- Xiyang Yi Ethnic Township Location in Yunnan
- Coordinates: 24°27′39″N 102°17′21″E﻿ / ﻿24.460811°N 102.289155°E
- Country: People's Republic of China
- Province: Yunnan
- Prefecture-level city: Kunming
- District: Jinning (became a district from 2016)
- Time zone: UTC+8 (China Standard)

= Xiyang Yi Ethnic Township =

Xiyang Yi Ethnic Township (Yi script:?, 夕阳彝族乡) is an ethnic township in Jinning District, Yunnan.

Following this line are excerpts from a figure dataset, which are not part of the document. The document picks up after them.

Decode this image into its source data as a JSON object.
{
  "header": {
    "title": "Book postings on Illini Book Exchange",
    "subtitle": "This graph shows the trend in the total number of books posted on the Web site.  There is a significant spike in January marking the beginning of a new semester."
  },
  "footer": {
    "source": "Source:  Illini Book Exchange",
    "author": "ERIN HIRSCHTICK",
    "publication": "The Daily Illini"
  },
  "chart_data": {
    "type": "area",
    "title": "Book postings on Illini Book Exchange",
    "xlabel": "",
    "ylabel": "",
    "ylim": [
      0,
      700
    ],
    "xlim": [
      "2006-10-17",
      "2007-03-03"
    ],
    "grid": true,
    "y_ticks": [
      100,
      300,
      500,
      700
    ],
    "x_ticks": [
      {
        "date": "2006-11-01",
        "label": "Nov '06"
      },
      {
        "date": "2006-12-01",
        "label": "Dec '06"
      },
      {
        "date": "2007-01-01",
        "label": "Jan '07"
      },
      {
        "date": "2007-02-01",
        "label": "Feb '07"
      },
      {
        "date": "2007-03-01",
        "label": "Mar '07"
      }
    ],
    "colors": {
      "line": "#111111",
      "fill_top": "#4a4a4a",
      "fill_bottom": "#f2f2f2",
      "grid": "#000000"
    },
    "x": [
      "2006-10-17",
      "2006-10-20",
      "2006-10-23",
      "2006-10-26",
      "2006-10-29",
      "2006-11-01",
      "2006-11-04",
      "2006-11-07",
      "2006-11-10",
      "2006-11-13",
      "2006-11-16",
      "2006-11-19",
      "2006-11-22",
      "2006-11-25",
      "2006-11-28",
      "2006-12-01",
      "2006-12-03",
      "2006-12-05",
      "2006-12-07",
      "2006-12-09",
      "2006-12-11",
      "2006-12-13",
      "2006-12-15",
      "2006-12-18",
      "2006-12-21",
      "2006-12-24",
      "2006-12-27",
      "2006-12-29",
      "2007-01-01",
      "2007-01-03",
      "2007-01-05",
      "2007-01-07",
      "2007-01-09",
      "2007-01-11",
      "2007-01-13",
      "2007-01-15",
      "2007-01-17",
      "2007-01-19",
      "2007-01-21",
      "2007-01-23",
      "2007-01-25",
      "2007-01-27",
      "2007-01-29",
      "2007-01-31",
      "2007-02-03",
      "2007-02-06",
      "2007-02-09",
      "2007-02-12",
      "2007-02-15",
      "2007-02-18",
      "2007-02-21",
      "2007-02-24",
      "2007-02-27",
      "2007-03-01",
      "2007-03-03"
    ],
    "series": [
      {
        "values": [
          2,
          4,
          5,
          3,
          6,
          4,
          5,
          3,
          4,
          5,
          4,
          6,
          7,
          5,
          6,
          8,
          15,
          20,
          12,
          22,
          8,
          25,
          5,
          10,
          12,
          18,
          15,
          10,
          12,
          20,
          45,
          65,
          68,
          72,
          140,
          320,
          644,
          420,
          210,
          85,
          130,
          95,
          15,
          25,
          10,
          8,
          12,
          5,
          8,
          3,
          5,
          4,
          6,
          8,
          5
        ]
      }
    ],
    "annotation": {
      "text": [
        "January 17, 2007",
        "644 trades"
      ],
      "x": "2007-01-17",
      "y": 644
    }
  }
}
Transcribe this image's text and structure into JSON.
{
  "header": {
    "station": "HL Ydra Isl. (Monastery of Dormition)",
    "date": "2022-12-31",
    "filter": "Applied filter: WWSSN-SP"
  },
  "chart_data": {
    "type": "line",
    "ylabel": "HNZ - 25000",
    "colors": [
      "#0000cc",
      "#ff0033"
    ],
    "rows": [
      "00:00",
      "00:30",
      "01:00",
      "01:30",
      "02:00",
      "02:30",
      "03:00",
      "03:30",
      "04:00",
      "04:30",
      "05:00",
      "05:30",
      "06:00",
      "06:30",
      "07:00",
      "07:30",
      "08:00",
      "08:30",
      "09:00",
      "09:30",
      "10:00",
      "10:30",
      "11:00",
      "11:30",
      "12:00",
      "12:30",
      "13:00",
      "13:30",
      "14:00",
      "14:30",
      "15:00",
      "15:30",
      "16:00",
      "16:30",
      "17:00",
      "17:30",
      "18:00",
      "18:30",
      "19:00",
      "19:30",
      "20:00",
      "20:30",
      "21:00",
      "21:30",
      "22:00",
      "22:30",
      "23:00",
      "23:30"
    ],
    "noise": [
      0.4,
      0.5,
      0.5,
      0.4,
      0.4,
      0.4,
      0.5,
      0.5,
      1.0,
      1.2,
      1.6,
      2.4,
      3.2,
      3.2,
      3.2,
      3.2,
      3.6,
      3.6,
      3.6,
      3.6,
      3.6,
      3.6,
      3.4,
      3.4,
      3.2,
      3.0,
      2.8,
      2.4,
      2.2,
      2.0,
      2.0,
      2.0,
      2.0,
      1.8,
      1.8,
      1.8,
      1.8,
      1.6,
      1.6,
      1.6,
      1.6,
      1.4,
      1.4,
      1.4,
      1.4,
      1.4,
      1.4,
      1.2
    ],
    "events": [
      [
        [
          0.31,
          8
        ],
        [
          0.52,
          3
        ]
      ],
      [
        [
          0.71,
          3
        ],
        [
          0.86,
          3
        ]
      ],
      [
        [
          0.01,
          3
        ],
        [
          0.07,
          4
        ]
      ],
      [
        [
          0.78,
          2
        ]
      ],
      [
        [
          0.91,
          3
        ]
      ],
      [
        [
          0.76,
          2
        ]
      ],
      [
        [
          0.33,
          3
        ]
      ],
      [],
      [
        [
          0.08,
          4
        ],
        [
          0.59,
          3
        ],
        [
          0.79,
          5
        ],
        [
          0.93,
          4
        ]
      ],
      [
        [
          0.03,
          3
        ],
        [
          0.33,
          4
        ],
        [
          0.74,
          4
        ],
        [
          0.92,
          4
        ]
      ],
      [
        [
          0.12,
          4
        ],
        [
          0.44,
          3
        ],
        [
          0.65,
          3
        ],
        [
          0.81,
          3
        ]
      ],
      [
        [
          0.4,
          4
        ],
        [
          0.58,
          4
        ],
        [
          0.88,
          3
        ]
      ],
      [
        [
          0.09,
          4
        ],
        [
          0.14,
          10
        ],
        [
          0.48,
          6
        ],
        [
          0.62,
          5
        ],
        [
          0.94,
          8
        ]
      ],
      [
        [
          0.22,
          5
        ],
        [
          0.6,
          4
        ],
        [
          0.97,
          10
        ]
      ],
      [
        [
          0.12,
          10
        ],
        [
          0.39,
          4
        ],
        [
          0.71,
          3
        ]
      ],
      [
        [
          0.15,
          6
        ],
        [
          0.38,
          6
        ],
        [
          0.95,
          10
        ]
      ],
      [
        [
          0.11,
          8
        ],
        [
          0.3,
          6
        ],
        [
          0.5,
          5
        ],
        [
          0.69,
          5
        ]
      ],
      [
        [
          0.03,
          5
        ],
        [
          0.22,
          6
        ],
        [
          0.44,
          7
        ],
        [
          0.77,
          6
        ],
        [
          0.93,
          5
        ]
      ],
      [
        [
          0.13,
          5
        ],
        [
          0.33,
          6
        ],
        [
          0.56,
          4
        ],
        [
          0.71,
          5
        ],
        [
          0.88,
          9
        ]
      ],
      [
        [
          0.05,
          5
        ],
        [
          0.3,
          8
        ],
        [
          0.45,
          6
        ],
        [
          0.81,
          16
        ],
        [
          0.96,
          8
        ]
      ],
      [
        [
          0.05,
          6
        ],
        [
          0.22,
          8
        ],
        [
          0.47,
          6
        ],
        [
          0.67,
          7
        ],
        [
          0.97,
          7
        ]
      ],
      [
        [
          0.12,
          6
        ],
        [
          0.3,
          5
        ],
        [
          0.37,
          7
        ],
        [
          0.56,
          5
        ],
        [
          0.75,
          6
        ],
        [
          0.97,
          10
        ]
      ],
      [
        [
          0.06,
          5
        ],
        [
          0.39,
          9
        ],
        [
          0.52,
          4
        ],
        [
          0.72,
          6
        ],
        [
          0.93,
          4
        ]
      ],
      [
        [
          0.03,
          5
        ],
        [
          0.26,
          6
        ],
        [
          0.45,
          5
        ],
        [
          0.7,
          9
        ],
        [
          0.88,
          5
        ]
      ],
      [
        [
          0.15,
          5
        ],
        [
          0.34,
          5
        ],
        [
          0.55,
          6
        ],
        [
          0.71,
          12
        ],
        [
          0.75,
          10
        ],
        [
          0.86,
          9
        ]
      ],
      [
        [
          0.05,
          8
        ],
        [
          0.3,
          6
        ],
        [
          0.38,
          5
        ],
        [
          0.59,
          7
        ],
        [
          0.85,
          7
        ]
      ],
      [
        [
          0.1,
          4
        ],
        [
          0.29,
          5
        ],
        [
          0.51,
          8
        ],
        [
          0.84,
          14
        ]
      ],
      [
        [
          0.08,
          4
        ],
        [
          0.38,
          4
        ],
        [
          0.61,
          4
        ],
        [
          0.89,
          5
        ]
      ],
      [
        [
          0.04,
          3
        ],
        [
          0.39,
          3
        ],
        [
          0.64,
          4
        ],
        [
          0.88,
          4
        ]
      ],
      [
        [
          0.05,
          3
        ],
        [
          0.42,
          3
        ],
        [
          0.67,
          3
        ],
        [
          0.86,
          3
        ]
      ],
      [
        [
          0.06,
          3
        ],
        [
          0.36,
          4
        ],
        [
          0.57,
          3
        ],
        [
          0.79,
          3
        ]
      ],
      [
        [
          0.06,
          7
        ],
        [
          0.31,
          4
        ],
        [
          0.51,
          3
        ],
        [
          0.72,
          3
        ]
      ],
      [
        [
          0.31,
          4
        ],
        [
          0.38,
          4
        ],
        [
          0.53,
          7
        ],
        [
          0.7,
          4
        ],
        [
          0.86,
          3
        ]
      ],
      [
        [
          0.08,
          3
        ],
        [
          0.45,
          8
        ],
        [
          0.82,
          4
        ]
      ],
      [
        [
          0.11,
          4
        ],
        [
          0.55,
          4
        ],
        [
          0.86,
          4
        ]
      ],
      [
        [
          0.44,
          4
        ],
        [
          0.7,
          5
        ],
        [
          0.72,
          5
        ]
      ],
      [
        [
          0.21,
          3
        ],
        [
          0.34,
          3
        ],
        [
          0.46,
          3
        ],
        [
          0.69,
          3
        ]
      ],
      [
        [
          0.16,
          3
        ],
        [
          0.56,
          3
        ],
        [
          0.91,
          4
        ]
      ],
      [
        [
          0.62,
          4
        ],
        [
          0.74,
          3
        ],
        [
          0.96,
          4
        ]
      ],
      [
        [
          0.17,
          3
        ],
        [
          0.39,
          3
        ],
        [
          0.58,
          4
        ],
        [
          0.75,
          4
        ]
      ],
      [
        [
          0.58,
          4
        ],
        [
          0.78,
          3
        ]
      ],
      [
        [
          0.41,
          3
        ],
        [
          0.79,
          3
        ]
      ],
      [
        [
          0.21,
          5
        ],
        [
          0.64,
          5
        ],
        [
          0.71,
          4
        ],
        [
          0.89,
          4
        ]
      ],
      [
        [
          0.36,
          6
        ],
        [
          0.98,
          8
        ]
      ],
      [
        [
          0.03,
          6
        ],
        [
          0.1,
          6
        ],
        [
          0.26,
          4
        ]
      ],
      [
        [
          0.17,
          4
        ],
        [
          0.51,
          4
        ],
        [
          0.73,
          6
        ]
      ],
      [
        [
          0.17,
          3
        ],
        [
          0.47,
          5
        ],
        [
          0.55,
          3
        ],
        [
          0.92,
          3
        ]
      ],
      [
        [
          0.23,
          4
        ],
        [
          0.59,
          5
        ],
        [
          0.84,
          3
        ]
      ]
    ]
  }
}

==Demographics and Languages==
Among its 10,155 residents, 78% (7,921) are ethnic minorities in China, chiefly Yi people (Lolo) and Hani people, as of 2006. Nuosu language, being one of the Lolo-Burmese languages, is most spoken there.

==Geography==
Xiyang is 55 km away from the Jinning County seat, deep in the mountains, with 60.86% forest cover. Its highest point Leida Hill (雷打山) stands at 2563 m tall, while its lowest point Xiaoshiban river (小石板河) is at 1340 m. It has an average annual temperature of 16.8C, annual precipitation of 891.8mm and annual sunshine hours of 2278.5.